Fact: Happy love songs are much tougher to pull off than sad ones. But “Drop Dead” is an over-the-top mega-crush anthem unlike anything else in her songbook, proving why Olivia’s playful tunes are every bit as nuanced and complex as her weepers. It’s an intricately crafted gem, as if she’s trying to combine Taylor Swift’s “Enchanted” and Pulp’s “Common People” into the same song. But “Drop Dead” never stops exploding, letting her feminine intuition run wild. (It’s full of callbacks to her 2025 Glastonbury triumph — like the way she was seen in the crowd screaming along with Pulp, not to mention her shirt that teased the line “you know all the words to ‘Just Like Heaven.’”) Hell, even lyrics about astrology can’t ruin it. If you don’t swoon at the final “kiss me and I miiiiight” crescendo, your batteries need a serious recharge.Best line: “Yeah, I’d love it if you walk me home/If you promise we can go real slow/‘Cause I’ve got chewing gum and a bunch of stuff I’d like to know.”

3

‘The Cure’

What a heartbreaker of a song. Olivia calls “The Cure” the “thesis statement of You Look Pretty Sad for a Girl So In Love.” The acoustic guitar beams in from Liz Phair — “Glory,” that’s the one.
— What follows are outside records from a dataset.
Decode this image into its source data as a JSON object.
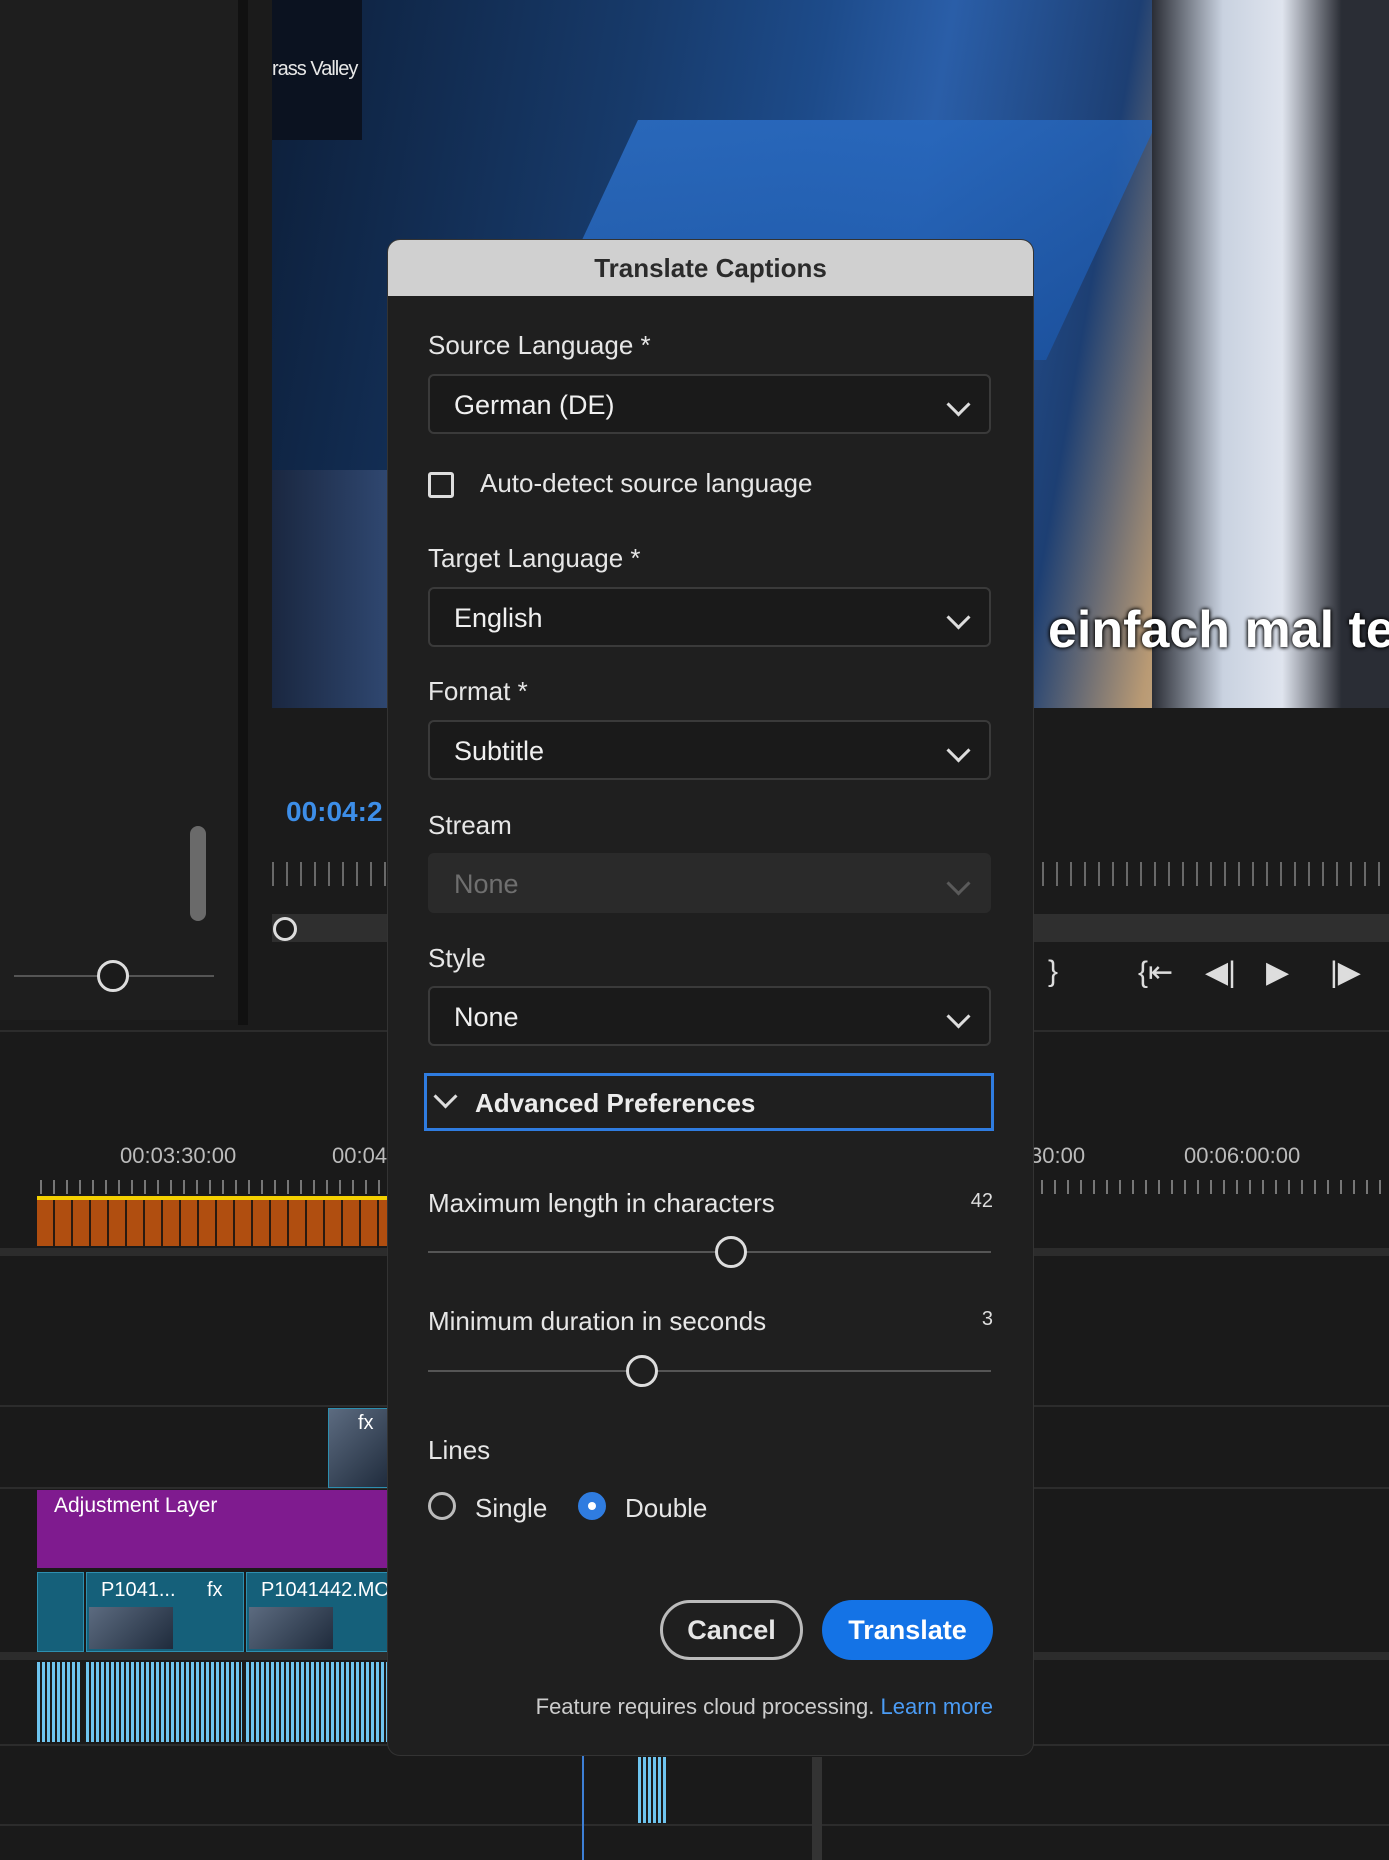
{
  "video": {
    "brand_text": "rass Valley",
    "caption_text": "einfach mal te"
  },
  "monitor": {
    "timecode": "00:04:2"
  },
  "timeline": {
    "time_labels": [
      "00:03:30:00",
      "00:04",
      "30:00",
      "00:06:00:00"
    ],
    "adjustment_layer_label": "Adjustment Layer",
    "clips": [
      "P1041...",
      "P1041442.MO"
    ],
    "fx_label": "fx"
  },
  "dialog": {
    "title": "Translate Captions",
    "source_language": {
      "label": "Source Language *",
      "value": "German (DE)"
    },
    "auto_detect": {
      "label": "Auto-detect source language",
      "checked": false
    },
    "target_language": {
      "label": "Target Language *",
      "value": "English"
    },
    "format": {
      "label": "Format *",
      "value": "Subtitle"
    },
    "stream": {
      "label": "Stream",
      "value": "None",
      "disabled": true
    },
    "style": {
      "label": "Style",
      "value": "None"
    },
    "advanced": {
      "label": "Advanced Preferences",
      "expanded": true
    },
    "max_length": {
      "label": "Maximum length in characters",
      "value": "42"
    },
    "min_duration": {
      "label": "Minimum duration in seconds",
      "value": "3"
    },
    "lines": {
      "label": "Lines",
      "options": [
        "Single",
        "Double"
      ],
      "selected": "Double"
    },
    "buttons": {
      "cancel": "Cancel",
      "translate": "Translate"
    },
    "footnote": {
      "text": "Feature requires cloud processing.",
      "link": "Learn more"
    },
    "accent_color": "#1473e6"
  }
}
But the wispy vocal sounds like a Nineties dream where Juliana Hatfield joined the Smashing Pumpkins in 1992, as it ebbs and flows like “Disarm.” It’s a wrenchingly vulnerable ballad where she confides, “I used to play a game in my head when I date a guy.” Some game. Yet despite all her self-doubt, “The Cure” is also full of empathy for her lover’s struggles to ease her pain. (“I’ve got toxins in my bloodstream you tried so hard to suck out” is such a clever callback to the “Vampire” bloodsucker.) Not necessarily a break-up song — just the moment in any relationship when you realize it won’t magically fix your issues, even when you’re both trying.Best line: “Why can’t you come stitch me up?”